Study Puts Price Tag On Planting Delays

According to a Kansas State University analysis, GNSS outages during the May 10–11, 2024 "Gannon" storm triggered planting delays that translated into an estimated 17.4 million to 424 million bushels of foregone corn. Depending on the scenario, that corn would have been worth between about $69.6 million and $1.7 billion. The paper spells out its assumptions in detail, including planter capacity, field efficiency, and late-planting yield penalties, so the final dollar figure depends entirely on which set of assumptions you pick.

Why GPS Guidance Failed In The Heartland

Scientists say the Mother's Day storm briefly hit the highest G-scale severity and supercharged the ionosphere, creating the total electron content spikes and scintillation that can knock out RTK and other GNSS receivers for hours at a time. NASA detailed how the "Gannon" event scrambled signals, cataloging its ripple effects across satellites, flights and power systems, along with the guidance failures on the ground.

What It Meant For Farmers

The same Kansas State University report models a representative Illinois corn farm losing roughly $12,000 to $17,000 in revenue because of the outage. From there, the authors scale up across farms exposed to similar conditions to arrive at the headline regional totals. Behind the spreadsheet is a real-world fork in the road: keep planting without precision guidance and risk crooked rows, skips and overlaps, or sit out the outage and accept yield penalties for late planting. The study walks through those tradeoffs in its methodology and sensitivity checks.
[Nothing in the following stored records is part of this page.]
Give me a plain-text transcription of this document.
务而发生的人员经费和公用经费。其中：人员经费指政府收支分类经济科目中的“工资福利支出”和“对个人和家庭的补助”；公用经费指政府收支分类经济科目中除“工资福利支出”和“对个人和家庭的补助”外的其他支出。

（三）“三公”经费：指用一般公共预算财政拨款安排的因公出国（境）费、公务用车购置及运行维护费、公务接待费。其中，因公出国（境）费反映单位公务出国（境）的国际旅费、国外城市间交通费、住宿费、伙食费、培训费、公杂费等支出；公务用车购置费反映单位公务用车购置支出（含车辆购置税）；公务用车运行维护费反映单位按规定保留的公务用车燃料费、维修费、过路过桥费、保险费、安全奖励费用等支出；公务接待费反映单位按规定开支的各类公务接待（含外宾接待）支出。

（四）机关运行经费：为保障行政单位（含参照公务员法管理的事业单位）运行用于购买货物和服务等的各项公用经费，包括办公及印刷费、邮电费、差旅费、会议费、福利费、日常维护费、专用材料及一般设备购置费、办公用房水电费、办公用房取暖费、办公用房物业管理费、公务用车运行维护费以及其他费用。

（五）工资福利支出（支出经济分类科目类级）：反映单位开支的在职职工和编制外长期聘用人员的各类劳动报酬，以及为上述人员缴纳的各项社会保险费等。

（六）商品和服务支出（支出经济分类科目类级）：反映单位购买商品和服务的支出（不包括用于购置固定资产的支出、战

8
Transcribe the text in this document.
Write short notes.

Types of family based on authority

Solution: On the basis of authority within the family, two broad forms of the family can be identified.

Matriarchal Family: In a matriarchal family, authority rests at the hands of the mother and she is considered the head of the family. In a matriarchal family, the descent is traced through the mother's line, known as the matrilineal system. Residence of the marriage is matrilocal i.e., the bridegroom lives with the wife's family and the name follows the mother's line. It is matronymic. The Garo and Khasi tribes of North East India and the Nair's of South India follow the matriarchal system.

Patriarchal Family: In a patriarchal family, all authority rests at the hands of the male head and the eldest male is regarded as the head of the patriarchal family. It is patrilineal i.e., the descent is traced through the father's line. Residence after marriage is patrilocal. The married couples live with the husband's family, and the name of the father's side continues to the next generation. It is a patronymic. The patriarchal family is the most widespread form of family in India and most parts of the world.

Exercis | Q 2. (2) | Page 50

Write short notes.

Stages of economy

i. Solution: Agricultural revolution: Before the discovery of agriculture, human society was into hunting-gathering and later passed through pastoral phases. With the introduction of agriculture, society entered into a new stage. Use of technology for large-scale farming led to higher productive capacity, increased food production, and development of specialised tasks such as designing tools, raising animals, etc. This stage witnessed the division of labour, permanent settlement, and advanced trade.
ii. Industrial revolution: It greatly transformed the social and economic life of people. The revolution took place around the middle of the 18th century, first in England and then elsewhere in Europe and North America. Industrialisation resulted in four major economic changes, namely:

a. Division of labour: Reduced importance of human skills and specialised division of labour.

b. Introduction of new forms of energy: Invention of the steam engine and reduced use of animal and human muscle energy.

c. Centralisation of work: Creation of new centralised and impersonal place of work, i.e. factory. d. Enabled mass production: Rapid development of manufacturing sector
How Farmers And Markets Could Hedge Risk

Researchers and economists say short-term, localized forecasts of GNSS trouble known as nowcasts could blunt some of that risk. If farmers knew a regional RTK outage was coming, they could make more informed calls about whether to hustle and finish a field, pause and wait it out, or switch tactics. A peer-reviewed valuation of RTK outage nowcasts found that timely warnings can deliver measurable economic benefits for operators dealing with brief disruptions, strengthening the argument for better space-weather monitoring and redundant navigation systems, according to ScienceDirect.

"It's not catastrophic, but they'll miss it," Terry Griffin told NASA, summing up what a high-tech failure delivered from the Sun can mean on the farm. For growers who count on centimeter-level steering, the Gannon storm was a vivid reminder that stunning auroras can arrive with a very real, very expensive sting.